Les Suisses ont emboîté le pas aux visiteurs de passage, en accentuant la dimension morale de l’ascension, souvent chez eux une façon de s’approcher des sphères les plus pures, voire de Dieu. Échappant aux bassesses matérielles de la vie sociale en plaine, la montagne est aussi une valeur centrale du discours patriotique qui sous-tend les poésies et les chants de la fin du XIXe et du début du XXe.
Aujourd’hui, ces textes intéressent surtout les historiens…
Oui, on les appréhende surtout comme des manifestations permettant de retracer des aspects saillants de l’histoire culturelle et sociale de la Suisse.
Les auteurs contemporains écrivent aussi sur la montagne. Que représente-t-elle?
Le rapport à la montagne est à la fois plus sensoriel et réflexif, découlant d’un regard qui se veut neuf et assez immédiat, souvent par la transcription d’une expérience personnelle. Le roman policier actuel exploite quant à lui les potentialités du décor alpin. Mais certains textes dialoguent avec la tradition: à Lauterbrunnen, un Mikhaïl Chichkine est très conscient qu’il évoque les lieux après bien d’autres…
Dans les écrits, l’écoresponsabilité a remplacé l’éloge de l’effort…
Traditionnellement très présents, la verticalité, l’ascension, l’effort ont fait place à d’autres questionnements, car l’espace montagnard subit lui aussi des mutations sociales, culturelles et climatiques qui suscitent beaucoup d’interrogations, y compris chez les écrivains. Ils voient la montagne plus comme laboratoire possible de leurs réflexions que comme réceptacle d’une idéologie figée. Un contexte qui visiblement les stimule et les pousse à s’exprimer.
La critique du tourisme de masse ne date cependant pas d’hier?
Elle a commencé au XIXe déjà, avec la remise en question de l’exploitation de l’espace alpin, mais aussi avec des réflexions qui annoncent les préoccupations de l’écologie, chez Rod, Javelle ou Alfred Millioud: l’expérience de la montagne révèle et nourrit la nécessité de repenser la place de l’homme dans l’univers, ce qu’on retrouve chez Chappaz par exemple.
Avez-vous été surpris par certains textes?

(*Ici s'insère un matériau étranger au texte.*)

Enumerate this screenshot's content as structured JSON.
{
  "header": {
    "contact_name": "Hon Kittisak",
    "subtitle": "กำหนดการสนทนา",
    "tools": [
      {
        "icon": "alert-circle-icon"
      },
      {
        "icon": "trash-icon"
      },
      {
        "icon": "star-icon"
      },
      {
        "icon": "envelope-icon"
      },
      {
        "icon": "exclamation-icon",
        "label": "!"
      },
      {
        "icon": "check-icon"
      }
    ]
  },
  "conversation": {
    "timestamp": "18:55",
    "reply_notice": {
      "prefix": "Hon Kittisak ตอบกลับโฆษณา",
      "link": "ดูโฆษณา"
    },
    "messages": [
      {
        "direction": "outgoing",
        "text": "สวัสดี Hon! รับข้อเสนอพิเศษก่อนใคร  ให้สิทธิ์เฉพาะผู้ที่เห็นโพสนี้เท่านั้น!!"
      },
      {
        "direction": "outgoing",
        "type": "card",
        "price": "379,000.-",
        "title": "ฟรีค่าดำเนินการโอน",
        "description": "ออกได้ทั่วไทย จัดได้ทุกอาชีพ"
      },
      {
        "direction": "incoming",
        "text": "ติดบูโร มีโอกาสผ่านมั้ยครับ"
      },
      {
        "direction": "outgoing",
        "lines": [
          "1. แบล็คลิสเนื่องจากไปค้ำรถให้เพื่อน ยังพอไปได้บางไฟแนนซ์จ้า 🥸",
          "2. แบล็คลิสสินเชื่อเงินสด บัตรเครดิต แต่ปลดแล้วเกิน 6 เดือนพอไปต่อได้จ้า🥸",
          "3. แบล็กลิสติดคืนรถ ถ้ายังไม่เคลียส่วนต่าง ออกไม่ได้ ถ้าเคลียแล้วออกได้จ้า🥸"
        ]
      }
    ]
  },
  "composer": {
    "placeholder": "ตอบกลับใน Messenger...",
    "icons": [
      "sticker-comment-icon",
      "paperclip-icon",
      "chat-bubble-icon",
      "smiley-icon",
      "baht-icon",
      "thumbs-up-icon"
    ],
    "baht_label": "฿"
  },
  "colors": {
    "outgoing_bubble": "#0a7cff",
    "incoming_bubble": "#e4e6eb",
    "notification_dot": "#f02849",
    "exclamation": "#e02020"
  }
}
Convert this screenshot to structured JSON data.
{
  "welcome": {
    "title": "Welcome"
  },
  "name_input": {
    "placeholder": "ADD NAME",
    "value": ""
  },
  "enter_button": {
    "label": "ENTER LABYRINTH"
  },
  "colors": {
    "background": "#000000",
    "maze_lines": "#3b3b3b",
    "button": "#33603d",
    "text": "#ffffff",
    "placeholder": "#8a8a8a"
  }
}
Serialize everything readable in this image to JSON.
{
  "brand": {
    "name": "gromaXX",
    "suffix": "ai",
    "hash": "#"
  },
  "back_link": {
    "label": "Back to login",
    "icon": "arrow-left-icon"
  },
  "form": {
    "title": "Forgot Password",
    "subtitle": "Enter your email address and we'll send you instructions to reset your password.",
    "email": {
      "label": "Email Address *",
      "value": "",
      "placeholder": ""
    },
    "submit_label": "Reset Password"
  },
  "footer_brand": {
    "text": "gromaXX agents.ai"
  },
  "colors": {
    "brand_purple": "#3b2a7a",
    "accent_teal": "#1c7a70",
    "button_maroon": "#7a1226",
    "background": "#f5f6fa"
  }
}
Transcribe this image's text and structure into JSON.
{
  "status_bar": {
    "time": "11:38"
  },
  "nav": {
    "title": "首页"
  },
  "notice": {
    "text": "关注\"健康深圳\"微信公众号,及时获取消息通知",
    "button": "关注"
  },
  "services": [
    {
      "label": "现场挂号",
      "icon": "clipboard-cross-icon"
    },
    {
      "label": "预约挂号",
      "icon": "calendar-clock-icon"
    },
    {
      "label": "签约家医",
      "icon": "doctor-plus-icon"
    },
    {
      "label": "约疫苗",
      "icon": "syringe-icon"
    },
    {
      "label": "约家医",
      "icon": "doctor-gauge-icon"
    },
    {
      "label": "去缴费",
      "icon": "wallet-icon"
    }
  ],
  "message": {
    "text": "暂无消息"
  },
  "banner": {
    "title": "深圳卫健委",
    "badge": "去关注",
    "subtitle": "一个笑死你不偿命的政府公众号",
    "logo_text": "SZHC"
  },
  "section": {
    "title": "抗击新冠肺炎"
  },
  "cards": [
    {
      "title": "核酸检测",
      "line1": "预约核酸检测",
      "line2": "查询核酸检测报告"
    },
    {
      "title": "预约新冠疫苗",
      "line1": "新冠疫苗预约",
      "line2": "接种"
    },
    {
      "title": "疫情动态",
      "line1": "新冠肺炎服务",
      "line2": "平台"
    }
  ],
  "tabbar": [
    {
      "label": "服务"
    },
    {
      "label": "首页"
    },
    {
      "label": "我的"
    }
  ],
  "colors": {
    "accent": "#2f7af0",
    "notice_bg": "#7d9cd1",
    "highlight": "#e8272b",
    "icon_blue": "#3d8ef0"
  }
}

Au fil de nos lectures, on a bien sûr découvert ou redécouvert des passages magnifiques, comme les pages que Valère Novarina consacre à la Dent-d’Oche, ou la lettre où Rimbaud évoque le Gothard. Il nous semble que plusieurs textes peuvent surprendre, et modifier le regard que l’on porte même sur des lieux canoniques.